"You've got no right to ask me that, sir, and you know it. What's more, I'll have to warn you both -"

"- to keep our mouths shut! You needn't trouble!"

"But the knife!" Mathilda said. "I never saw it! What could he have done with that?"

"Easy enough to have concealed it from you!" Stephen said. "Up his sleeve, or even flat against the inside of his arm, with the hilt held downwards in the palm of his hand. You'd never see it!" He turned to the Inspector. "Would it have been possible for my uncle to have walked upstairs after having been stabbed?"

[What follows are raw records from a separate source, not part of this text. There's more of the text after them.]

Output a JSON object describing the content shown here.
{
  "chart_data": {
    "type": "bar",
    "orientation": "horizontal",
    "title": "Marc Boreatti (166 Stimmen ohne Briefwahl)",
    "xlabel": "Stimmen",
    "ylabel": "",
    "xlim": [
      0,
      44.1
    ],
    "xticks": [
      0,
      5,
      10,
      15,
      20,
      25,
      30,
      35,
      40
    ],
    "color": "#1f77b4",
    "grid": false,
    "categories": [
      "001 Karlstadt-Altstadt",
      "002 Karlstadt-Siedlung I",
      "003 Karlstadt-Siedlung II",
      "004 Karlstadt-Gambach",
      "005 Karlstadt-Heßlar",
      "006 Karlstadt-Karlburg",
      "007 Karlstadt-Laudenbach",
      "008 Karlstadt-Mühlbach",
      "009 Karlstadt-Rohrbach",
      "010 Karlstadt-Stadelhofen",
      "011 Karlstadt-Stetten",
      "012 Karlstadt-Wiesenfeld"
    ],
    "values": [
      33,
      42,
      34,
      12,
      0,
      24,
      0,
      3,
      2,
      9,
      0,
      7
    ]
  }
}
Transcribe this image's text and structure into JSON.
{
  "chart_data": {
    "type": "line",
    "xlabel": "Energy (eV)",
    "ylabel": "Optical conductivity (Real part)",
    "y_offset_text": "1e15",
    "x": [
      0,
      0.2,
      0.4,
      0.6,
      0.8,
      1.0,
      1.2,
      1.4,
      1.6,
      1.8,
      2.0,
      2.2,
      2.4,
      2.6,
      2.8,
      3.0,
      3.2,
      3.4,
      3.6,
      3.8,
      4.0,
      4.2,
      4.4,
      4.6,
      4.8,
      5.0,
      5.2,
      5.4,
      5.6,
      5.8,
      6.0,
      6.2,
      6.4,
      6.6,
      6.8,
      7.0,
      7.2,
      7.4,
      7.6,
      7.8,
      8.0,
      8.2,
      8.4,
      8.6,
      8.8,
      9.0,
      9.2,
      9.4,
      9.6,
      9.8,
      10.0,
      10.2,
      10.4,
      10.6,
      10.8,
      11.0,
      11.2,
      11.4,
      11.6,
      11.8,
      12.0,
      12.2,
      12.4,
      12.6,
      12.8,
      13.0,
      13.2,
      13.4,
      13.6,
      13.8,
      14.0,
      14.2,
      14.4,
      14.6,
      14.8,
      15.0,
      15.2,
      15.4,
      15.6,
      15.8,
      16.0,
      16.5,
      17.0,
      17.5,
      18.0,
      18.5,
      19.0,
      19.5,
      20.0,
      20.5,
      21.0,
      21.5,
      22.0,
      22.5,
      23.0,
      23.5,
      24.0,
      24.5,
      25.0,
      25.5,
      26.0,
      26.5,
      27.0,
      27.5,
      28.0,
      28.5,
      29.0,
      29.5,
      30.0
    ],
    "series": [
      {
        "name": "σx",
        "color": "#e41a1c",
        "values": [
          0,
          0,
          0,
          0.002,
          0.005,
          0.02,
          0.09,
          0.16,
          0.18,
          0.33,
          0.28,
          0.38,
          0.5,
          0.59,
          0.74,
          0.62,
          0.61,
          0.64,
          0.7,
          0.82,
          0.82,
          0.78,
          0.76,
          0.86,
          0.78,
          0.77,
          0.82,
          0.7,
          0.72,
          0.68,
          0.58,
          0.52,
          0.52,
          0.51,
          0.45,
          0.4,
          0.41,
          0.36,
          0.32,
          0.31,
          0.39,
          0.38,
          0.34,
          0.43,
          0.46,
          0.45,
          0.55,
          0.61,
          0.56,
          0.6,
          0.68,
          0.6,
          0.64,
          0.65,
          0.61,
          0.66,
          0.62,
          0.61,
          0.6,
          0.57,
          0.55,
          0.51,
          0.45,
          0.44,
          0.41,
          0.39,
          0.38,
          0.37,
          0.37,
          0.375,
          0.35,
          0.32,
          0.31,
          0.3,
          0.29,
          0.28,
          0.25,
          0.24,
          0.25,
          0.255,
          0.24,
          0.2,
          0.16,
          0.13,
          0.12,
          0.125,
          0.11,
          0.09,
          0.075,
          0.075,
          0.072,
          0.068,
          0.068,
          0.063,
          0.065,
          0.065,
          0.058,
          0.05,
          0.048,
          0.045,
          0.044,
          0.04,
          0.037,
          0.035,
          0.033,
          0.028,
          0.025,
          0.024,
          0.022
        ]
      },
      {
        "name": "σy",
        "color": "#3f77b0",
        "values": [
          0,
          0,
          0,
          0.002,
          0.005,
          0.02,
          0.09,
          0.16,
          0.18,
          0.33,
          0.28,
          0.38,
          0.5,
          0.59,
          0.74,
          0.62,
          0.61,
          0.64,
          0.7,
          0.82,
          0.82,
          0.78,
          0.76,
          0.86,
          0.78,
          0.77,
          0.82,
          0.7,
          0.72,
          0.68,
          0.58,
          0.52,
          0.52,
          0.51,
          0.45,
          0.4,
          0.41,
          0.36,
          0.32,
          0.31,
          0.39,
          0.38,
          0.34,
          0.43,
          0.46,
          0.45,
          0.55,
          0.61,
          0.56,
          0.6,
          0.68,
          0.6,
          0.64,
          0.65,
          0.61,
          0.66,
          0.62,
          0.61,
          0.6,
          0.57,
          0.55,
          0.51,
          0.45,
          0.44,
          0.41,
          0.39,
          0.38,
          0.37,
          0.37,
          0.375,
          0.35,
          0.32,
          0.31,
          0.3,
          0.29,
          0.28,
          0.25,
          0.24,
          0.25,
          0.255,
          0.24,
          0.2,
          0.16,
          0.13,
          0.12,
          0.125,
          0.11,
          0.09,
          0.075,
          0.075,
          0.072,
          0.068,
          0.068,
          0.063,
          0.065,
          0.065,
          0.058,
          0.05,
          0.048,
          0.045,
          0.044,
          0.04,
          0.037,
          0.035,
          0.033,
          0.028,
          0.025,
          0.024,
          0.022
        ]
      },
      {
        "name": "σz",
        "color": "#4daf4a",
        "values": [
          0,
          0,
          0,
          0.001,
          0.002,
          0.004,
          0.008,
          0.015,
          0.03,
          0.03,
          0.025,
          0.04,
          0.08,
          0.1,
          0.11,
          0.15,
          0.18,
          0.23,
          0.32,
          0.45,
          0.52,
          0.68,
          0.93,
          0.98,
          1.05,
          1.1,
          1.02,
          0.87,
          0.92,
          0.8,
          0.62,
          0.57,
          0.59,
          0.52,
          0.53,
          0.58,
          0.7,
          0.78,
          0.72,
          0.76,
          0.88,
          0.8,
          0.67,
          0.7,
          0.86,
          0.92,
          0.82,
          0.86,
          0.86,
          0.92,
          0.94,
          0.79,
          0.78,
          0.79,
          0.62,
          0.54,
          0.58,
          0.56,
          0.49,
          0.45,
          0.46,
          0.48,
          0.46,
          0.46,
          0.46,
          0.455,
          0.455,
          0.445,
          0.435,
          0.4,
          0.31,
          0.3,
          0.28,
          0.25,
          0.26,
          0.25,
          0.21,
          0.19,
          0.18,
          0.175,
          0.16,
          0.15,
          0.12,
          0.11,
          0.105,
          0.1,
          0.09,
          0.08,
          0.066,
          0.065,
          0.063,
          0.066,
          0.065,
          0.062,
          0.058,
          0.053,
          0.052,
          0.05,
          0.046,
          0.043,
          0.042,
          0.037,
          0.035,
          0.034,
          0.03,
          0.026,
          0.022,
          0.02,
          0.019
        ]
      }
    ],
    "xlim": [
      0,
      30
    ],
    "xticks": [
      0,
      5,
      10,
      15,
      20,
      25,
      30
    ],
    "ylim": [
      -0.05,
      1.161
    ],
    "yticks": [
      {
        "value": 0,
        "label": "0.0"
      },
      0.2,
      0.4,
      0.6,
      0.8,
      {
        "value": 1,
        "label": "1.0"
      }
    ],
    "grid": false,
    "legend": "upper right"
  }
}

"A doctor could answer that better than I can, sir."

"Nevertheless, that is what you suspect. What put you on to it?"

"When I've proved it to my satisfaction, sir, maybe I'll tell you. Until then, I'm asking you and Miss Clare to behave as though we hadn't had this highly illuminating interview."

"You needn't worry!" Stephen said, his eyes glittering. "Not for worlds would I do anything to impede the course of justice! Not - for - worlds!"

"I think," said Mathilda, rather shakily, "that I'll retire to my room with a headache. I don't feel like meeting Joseph, and I certainly couldn't act a part. I feel slightly sick."

"That's right, miss, you go upstairs," said Hemingway. "It's the best thing you could do."